China’s top internet companies have all invested heavily in O2O in order to capture market share in a surging but hypercompetitive space. E-commerce giant Alibaba Group last August paid $4.63 billion for a 20 percent stake in consumer electronics chain Suning and last month invested $1.25 billion in Shanghai-based food-delivery business Ele.me.
Intense competition is the main reason pricing and discounting has been the most common strategy for building market share and drawing customers away from rivals. “At this stage, discounts still drive industry because it hasn’t consolidated yet,” said Fang Gong, a Shanghai-based partner at McKinsey and co-author of the report.
But O2O is maturing. While deals are still important, consumers have begun to increase their total spend after their first engagement with these services. This is especially true in the travel, dining and transportation sectors.
Data from McKinsey show that 77 percent of consumers boosted their outlay of cash on travel after first patronizing an O2O vendor. In the dining space, that number was 65 percent. For transportation, dominated by taxi-hailing services, 42 percent of consumers spent more after their first try using O2O.
“This suggests that O2O services offering a unique value proposition could power additional growth in China’s online market over the years to come,” according to the McKinsey survey. For example, in food services consumers said they are willing to spend more for faster delivery (52 percent) and better packaging (49 percent).
A reduced focus on price is particularly pronounced in taxi-hailing services. After months of cutthroat price competition among providers, fewer consumers–Just 35 percent of those surveyed by McKinsey–said they expect lower prices from O2O transportation services, compared with 59 percent who expect lower prices from O2O travel services.

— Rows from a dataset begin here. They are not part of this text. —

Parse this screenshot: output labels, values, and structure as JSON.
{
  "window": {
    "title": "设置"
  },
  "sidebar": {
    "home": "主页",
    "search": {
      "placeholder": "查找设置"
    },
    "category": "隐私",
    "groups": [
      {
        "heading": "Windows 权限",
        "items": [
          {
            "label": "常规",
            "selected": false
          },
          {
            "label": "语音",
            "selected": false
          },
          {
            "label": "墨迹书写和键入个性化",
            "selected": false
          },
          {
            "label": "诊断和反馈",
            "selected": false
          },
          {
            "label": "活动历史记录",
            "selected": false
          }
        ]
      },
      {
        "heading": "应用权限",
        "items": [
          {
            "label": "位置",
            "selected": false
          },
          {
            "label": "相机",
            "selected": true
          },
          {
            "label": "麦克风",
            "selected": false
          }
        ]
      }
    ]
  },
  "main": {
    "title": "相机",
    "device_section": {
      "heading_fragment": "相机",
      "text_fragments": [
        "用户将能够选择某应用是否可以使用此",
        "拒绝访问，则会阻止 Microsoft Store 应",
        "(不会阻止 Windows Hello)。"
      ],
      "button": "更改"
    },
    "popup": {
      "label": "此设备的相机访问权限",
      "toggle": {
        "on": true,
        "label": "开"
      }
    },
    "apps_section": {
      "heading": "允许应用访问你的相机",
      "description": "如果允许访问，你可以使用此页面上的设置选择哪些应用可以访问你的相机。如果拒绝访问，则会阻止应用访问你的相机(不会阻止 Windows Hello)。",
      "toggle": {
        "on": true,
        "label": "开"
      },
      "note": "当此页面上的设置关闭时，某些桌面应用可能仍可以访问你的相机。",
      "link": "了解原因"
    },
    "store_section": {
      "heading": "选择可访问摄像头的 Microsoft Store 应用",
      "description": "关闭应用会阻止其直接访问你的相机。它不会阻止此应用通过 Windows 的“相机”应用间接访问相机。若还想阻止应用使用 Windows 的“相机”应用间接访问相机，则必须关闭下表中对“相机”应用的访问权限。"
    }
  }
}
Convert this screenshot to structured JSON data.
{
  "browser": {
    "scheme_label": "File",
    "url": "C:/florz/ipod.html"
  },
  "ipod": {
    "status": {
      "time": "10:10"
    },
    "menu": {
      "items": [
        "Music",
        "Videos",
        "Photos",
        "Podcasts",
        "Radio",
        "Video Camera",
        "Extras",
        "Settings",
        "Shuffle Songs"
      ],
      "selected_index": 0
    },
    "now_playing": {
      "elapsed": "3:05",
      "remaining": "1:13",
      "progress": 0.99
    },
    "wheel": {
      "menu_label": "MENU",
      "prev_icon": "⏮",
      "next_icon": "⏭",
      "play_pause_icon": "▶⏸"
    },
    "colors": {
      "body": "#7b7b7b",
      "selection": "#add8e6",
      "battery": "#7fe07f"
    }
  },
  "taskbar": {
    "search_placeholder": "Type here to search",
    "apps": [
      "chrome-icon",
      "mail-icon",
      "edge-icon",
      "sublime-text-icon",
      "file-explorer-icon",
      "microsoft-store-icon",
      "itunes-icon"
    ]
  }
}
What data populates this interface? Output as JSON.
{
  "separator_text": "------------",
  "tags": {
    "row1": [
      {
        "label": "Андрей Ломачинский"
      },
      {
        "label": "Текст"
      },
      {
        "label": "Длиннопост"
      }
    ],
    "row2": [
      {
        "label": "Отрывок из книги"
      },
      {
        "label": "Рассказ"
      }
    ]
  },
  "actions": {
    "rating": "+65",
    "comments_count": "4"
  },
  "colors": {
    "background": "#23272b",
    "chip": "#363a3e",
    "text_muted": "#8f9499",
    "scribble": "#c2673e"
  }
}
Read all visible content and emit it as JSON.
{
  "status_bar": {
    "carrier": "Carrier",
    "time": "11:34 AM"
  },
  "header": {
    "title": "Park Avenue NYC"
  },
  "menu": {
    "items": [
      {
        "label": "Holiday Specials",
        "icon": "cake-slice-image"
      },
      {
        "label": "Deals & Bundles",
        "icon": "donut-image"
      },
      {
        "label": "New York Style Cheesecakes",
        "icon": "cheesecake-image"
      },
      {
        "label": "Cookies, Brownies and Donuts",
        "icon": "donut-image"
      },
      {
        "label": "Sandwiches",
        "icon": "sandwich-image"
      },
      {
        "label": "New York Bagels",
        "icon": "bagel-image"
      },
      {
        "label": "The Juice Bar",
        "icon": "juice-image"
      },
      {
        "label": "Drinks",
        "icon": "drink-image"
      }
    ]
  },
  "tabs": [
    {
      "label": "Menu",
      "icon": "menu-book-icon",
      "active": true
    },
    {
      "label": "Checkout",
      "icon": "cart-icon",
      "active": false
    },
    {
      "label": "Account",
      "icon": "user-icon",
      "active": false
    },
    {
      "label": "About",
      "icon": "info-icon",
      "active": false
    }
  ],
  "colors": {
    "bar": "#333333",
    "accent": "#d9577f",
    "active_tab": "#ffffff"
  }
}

Researchers added that the advent of taxi-hailing apps has changed consumers’ driving behavior. “Survey respondents reported that the average number of days they drive per week dropped by nearly one full day,” down to 3.26 days a week from 4.04 days, McKinsey wrote.
Gong stressed that O2O providers will increasingly compete on innovation and expanded offerings as the industry shakes out. “I think in general every O2O [service] should move in that direction,” he said. “They’re just in different stages.”